Third, dissertations in liberal arts still suffer from poor research components. In fact, even a proper description of bibliography and sources, i.e. the introduction of new literature, may be sufficient for a successful defense. Of course, this work is indispensable but hardly sufficient. Anyway, facts must be analyzed with help of special methods and procedures. But in this case we often face imitation, which is vividly illustrated by such sections as “Theoretical and Methodological Fundamentals of Research” or “Research Methods” in relevant abstracts. Sometimes they seem absolutely identical, with foreign colleagues literally stunned by references to the methods of induction and deduction (often at the same time), and enumeration of well-known theories (sometimes mutually exclusive). Russian researchers rarely apply individual theories and methods in a pinpointed and concentrated manner. As a result, narrow and detailed specialties give rise to far-reaching but shallow papers.

Attempts to solve these problems through more controls appear limited in scope, with much better prospects visible in reducing the red tape plus the creation of a qualitatively different research medium that should perceive the researcher as a full-fledged worker financed by a grant, who has no need for a side job. So, the way lies forward in blind reviews at the journal and dissertation levels, as well as in integration with the international scholarly community through publications and openness to foreign reviewing.

A couple of words on interdisciplinary matters. None of the above problems can be handled by linking post-graduate specialty to the basic diploma, with the made-to-order dissertations, plagiarism, administrative levers and quality hardly related.

As a matter of fact, any humanity is interdisciplinary. Its fragmentation is definitely significant for understanding the research aims, specifying the range of issues to be covered and the subject, but in view of theory and the method, such separation appears somewhat arbitrary.

A good example comes from international relations, whose two basic theories – realism and liberalism – are essentially normative and hence inseparably connected with political philosophy. One just cannot perceive and use them in the absence of political philosophy categories (authority, public contract, natural state, liberty, etc.). Constructivism, a relatively novel theory, is largely a derivative of sociological theory. The empirical theories offer even a greater interdisciplinary factor. For example, theories of foreign policy decision making are unmanageable if detached from rational choice theories, social psychology, networking analysis and many other things. In the field of foreign relations, empirical studies are based on integrated methods and procedures taken from sociology and psychology, i.e. interviews, focus groups and experiments. Quite popular is mathematics, including regression analysis, the principal component method, factor analysis and other techniques. Russian foreign relations studies are traditionally famous for historical research and comparative analyses in international law. Exploits in strategic culture would inevitably demand the methods of culturology. The global system analyses will definitely require economic theory combined with historical approaches.

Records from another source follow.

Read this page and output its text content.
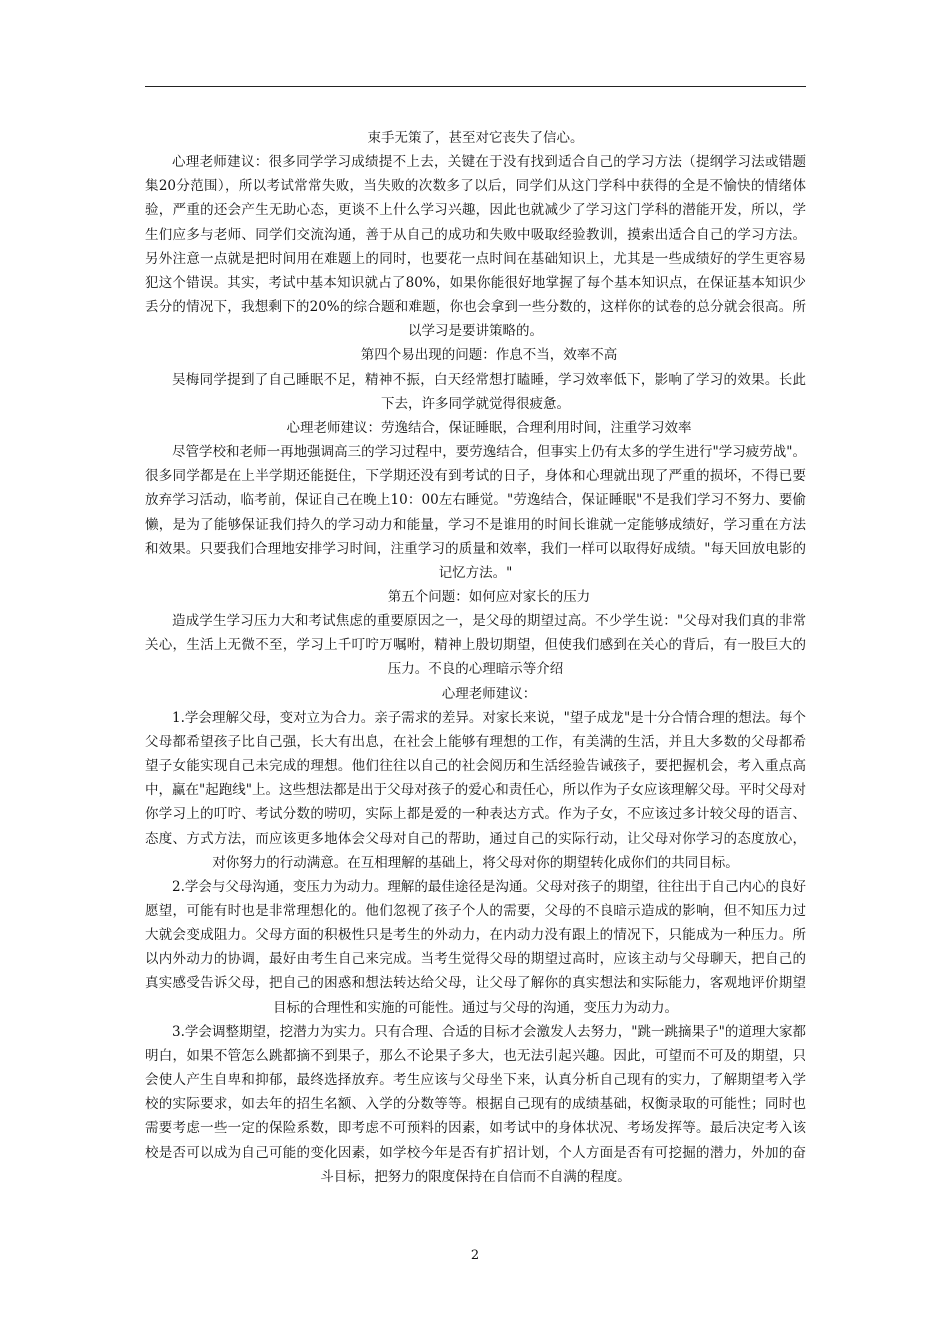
束手无策了，甚至对它丧失了信心。

心理老师建议：很多同学学习成绩提不上去，关键在于没有找到适合自己的学习方法（提纲学习法或错题集20分范围），所以考试常常失败，当失败的次数多了以后，同学们从这门学科中获得的全是不愉快的情绪体验，严重的还会产生无助心态，更谈不上什么学习兴趣，因此也就减少了学习这门学科的潜能开发，所以，学生们应多与老师、同学们交流沟通，善于从自己的成功和失败中吸取经验教训，摸索出适合自己的学习方法。另外注意一点就是把时间用在难题上的同时，也要花一点时间在基础知识上，尤其是一些成绩好的学生更容易犯这个错误。其实，考试中基本知识就占了80%，如果你能很好地掌握了每个基本知识点，在保证基本知识少丢分的情况下，我想剩下的20%的综合题和难题，你也会拿到一些分数的，这样你的试卷的总分就会很高。所以学习是要讲策略的。

第四个易出现的问题：作息不当，效率不高

吴梅同学提到了自己睡眠不足，精神不振，白天经常想打瞌睡，学习效率低下，影响了学习的效果。长此下去，许多同学就觉得很疲惫。

心理老师建议：劳逸结合，保证睡眠，合理利用时间，注重学习效率

尽管学校和老师一再地强调高三的学习过程中，要劳逸结合，但事实上仍有太多的学生进行"学习疲劳战"。很多同学都是在上半学期还能挺住，下学期还没有到考试的日子，身体和心理就出现了严重的损坏，不得已要放弃学习活动，临考前，保证自己在晚上10：00左右睡觉。"劳逸结合，保证睡眠"不是我们学习不努力、要偷懒，是为了能够保证我们持久的学习动力和能量，学习不是谁用的时间长谁就一定能够成绩好，学习重在方法和效果。只要我们合理地安排学习时间，注重学习的质量和效率，我们一样可以取得好成绩。"每天回放电影的记忆方法。"

第五个问题：如何应对家长的压力

造成学生学习压力大和考试焦虑的重要原因之一，是父母的期望过高。不少学生说："父母对我们真的非常关心，生活上无微不至，学习上千叮咛万嘱咐，精神上殷切期望，但使我们感到在关心的背后，有一股巨大的压力。不良的心理暗示等介绍

心理老师建议：

1.学会理解父母，变对立为合力。亲子需求的差异。对家长来说，"望子成龙"是十分合情合理的想法。每个父母都希望孩子比自己强，长大有出息，在社会上能够有理想的工作，有美满的生活，并且大多数的父母都希望子女能实现自己未完成的理想。他们往往以自己的社会阅历和生活经验告诫孩子，要把握机会，考入重点高中，赢在"起跑线"上。这些想法都是出于父母对孩子的爱心和责任心，所以作为子女应该理解父母。平时父母对你学习上的叮咛、考试分数的唠叨，实际上都是爱的一种表达方式。作为子女，不应该过多计较父母的语言、态度、方式方法，而应该更多地体会父母对自己的帮助，通过自己的实际行动，让父母对你学习的态度放心，对你努力的行动满意。在互相理解的基础上，将父母对你的期望转化成你们的共同目标。

2.学会与父母沟通，变压力为动力。理解的最佳途径是沟通。父母对孩子的期望，往往出于自己内心的良好愿望，可能有时也是非常理想化的。他们忽视了孩子个人的需要，父母的不良暗示造成的影响，但不知压力过大就会变成阻力。父母方面的积极性只是考生的外动力，在内动力没有跟上的情况下，只能成为一种压力。所以内外动力的协调，最好由考生自己来完成。当考生觉得父母的期望过高时，应该主动与父母聊天，把自己的真实感受告诉父母，把自己的困惑和想法转达给父母，让父母了解你的真实想法和实际能力，客观地评价期望目标的合理性和实施的可能性。通过与父母的沟通，变压力为动力。

3.学会调整期望，挖潜力为实力。只有合理、合适的目标才会激发人去努力，"跳一跳摘果子"的道理大家都明白，如果不管怎么跳都摘不到果子，那么不论果子多大，也无法引起兴趣。因此，可望而不可及的期望，只会使人产生自卑和抑郁，最终选择放弃。考生应该与父母坐下来，认真分析自己现有的实力，了解期望考入学校的实际要求，如去年的招生名额、入学的分数等等。根据自己现有的成绩基础，权衡录取的可能性；同时也需要考虑一些一定的保险系数，即考虑不可预料的因素，如考试中的身体状况、考场发挥等。最后决定考入该校是否可以成为自己可能的变化因素，如学校今年是否有扩招计划，个人方面是否有可挖掘的潜力，外加的奋斗目标，把努力的限度保持在自信而不自满的程度。

2
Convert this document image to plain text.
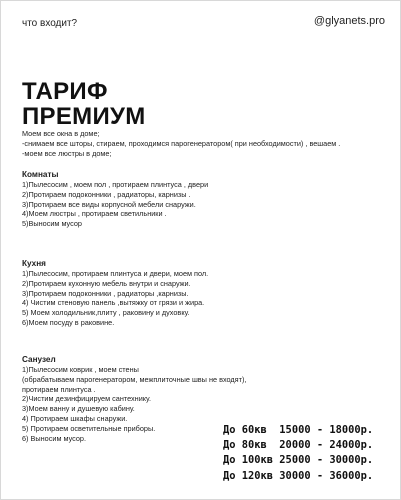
что входит?	@glyanets.pro
ТАРИФ
ПРЕМИУМ
Моем все окна в доме;
-снимаем все шторы, стираем, проходимся парогенератором( при необходимости) , вешаем .
-моем все люстры в доме;
Комнаты
1)Пылесосим , моем пол , протираем плинтуса , двери
2)Протираем подоконники , радиаторы, карнизы .
3)Протираем все виды корпусной мебели снаружи.
4)Моем люстры , протираем светильники .
5)Выносим мусор
Кухня
1)Пылесосим, протираем плинтуса и двери, моем пол.
2)Протираем кухонную мебель внутри и снаружи.
3)Протираем подоконники , радиаторы ,карнизы.
4) Чистим стеновую панель ,вытяжку от грязи и жира.
5) Моем холодильник,плиту , раковину и духовку.
6)Моем посуду в раковине.
Санузел
1)Пылесосим коврик , моем стены
(обрабатываем парогенератором, межплиточные швы не входят),
протираем плинтуса .
2)Чистим дезинфицируем сантехнику.
3)Моем ванну и душевую кабину.
4) Протираем шкафы снаружи.
5) Протираем осветительные приборы.
6) Выносим мусор.
До 60кв  15000 - 18000р.
До 80кв  20000 - 24000р.
До 100кв 25000 - 30000р.
До 120кв 30000 - 36000р.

Even this cursory and quite perfunctory review appears sufficient to prove that insularity within a single specialty contradicts the very nature of modern science. On the contrary, a scholar should have a free hand in combining research fields, with a historian, sociologist, philosopher, mathematician, psychologist, language and culture experts emerging as staples for international relations studies. A post-graduate course must adapt the aspirant to the requirements of the specialty and the subject through proper use of qualification exams and an unbiased expertise of dissertations.